Free and Open to the Public | Tuesday - Sunday | 11 - 5
Study for Lobster Trap and Fish Tail
Considered a major breakthrough in modern sculpture, Alexander Calder’s most notable mode, the mobile, acts as evidence of his flair for humor and whimsy. Capturing the motion of the sea, Study for Lobster Trap and Fish Tail floats above the museum space, quietly dancing about the viewer below. Turning in its place, the mobile evokes the soft undulations of the ocean floor. The colors and forms of the sculpture further this evocation of marine life, creating figural allusions to its namesake – a lobster and a fish tail. Its motion, sensitive to even the softest blow, resembles the response of the sea to a crossing boat, the activation of the sculpture’s forms echoing the rhythmic stirring of gentle ocean waves. The ability to shape and follow the movements of the mobile is especially delightful for the viewer, rousing a childlike fascination as one watches its frame shake and wiggle. Enhancing the interaction between the sculpture and the individual, Calder separates his works from the truly ‘grounded’ practices of traditional sculpture, continuing his interest in the play between natural and mechanical movement.
Calder experimented with kinetic forms in his early creation, Cirque Calder. A miniature circus, Cirque Calder is comprised of various characters, namely ringmasters, gymnasts, and animals. Maneuvered through the arena by Calder, the wire creatures were lifted and placed in their respective acts. Though controlled by both Calder and the mechanisms of his various contraptions, the figures were still subject to natural movement; sometimes falling and moving in ways that he had not expected. In a similar sense, the motion of Study for Lobster Trap and Fish Tail is also the result of the natural and the mechanical. Conjuring the acrobatic balance and precarious movement of a tightrope walker, the mobile hangs above the audience of the gallery space, as if referencing the performance of Cirque Calder’s small wire creatures.

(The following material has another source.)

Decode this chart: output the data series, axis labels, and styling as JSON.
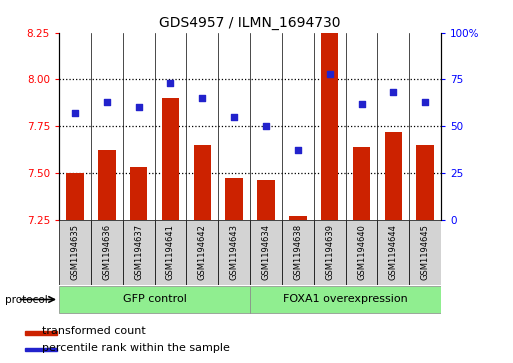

Purposely assembled to produce an opposition of horizontal and vertical arms, the duration and complexity of its chance movement would not exist without the mobile’s technical proficiency. Yet, it is not motorized. The mobile is just as reliant upon the soft breeze of the environment, or viewer, as its efficient construction. Without the two, the mobile would not fully realize its acrobatic balance and motion, nor would it engage the spectator, regardless of its position above a dining room table or in the gallery space of a museum.
This work is currently on view in the Dorothy Johnston Towne Gallery on the second floor of the museum.